A petition from the Lower Merion Education Association seeks signatures in support of the union’s request for “fair pay,” citing the fact that LMEA employee raises have averaged approximately ½ of 1 percent per year over the past seven years. Here’s what LMEA President Chris Santa Maria had to say about the union’s fight for better wages:
“Though the 1,400 members of the Lower Merion Education Association are disappointed to begin the new school year without a contract, we look forward to resolving this matter quickly and fairly as we continue our mission to provide a top-tier educational experience that benefits every member of our community.
The Lower Merion School District is ranked among the best school districts in the nation and has consistently been recognized for its academic and athletic programs developed and led by LMEA members. Our teachers and staff have helped build a community that we can be proud of. Our fantastic schools not only inspire bright futures for our students, but they help increase property values and attract businesses to benefit the entire community. We’re now asking our community – students, parents, alumni, taxpayers and business owners alike – to rally behind our mission and support us as we work with the school board toward a fair contract.

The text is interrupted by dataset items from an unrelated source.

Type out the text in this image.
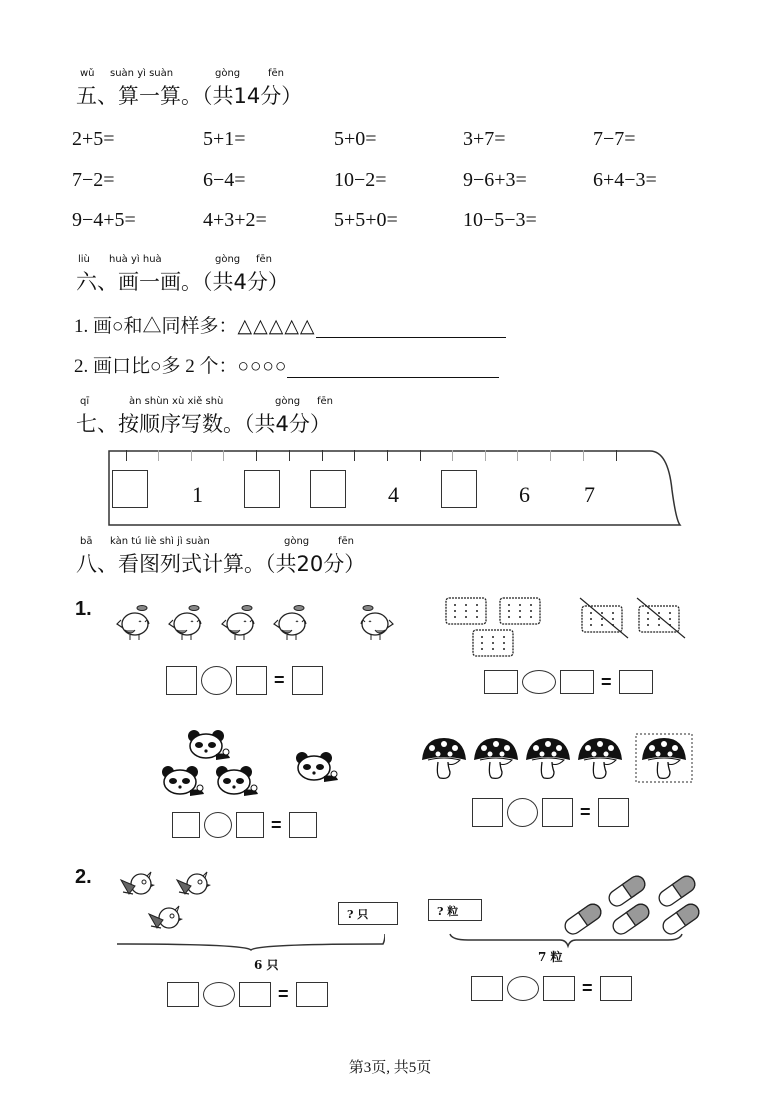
wǔ suàn yì suàn	gòng	fēn
五、算一算。（共14分）
2+5=	5+1=	5+0=	3+7=	7−7=
7−2=	6−4=	10−2=	9−6+3=	6+4−3=
9−4+5=	4+3+2=	5+5+0=	10−5−3=
liù huà yì huà	gòng fēn
六、画一画。（共4分）
1. 画○和△同样多：△△△△△
2. 画口比○多 2 个：○○○○
qī	àn shùn xù xiě shù	gòng fēn
七、按顺序写数。（共4分）
1	4	6 7
bā kàn tú liè shì jì suàn	gòng	fēn
八、看图列式计算。（共20分）
1.
=	=
=
=
2.
? 只
6 只
=
? 粒
7 粒
=
第3页, 共5页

Previous contracts over the past seven years have only resulted in an average of approximately a half-percent increase per year, even as the student population has grown, bringing more responsibility to each of district’s employees. In the past decade alone, the student population has increased by 17 percent. Our administrators were recently thanked for the vital role they have played in the creation of the great public schools of Lower Merion School District with what we see as a fair increase and we hope that the school board similarly acknowledges how vital the work of the teachers and staff is to the community.”
Santa Maria’s statement, of course, glosses over the fact that the average salary for teachers in the Main Line district is double the yearly wage of educators in the tiny Turkeyfoot Valley Area School District – home to the state’s lowest-paid teachers. In comparison to the rest of the region, the average salary for LMSD teachers is quite high. Radnor Township School District has the highest annual salary for districts within Delaware County (roughly $87,000). Meanwhile, teachers in the Philadelphia Public School District average approximately $67,000 per year. That’s all because of individual district demographics, LMEA officials say.
Better school districts draw better teachers, as evidenced by one telling statistic: 92 percent of educators in the Lower Merion district hold advanced degrees. That means those employees require higher compensation, according to union officials. Additionally, median property values in the area have increased by reportedly six percent over the past decade. LMEA officials say this is due in part to the strength of the school district.
“From the time a student steps onto a school bus in the morning to the final whistle of an after-school game, LMEA members consistently show their value by going above and beyond in service of students, parents, residents and taxpayers,” the petition states. “That’s why we need your help to convince the elected School Board members that a fair contract for 1,400 teachers and staff who work for the district is something that needs to be done right now.”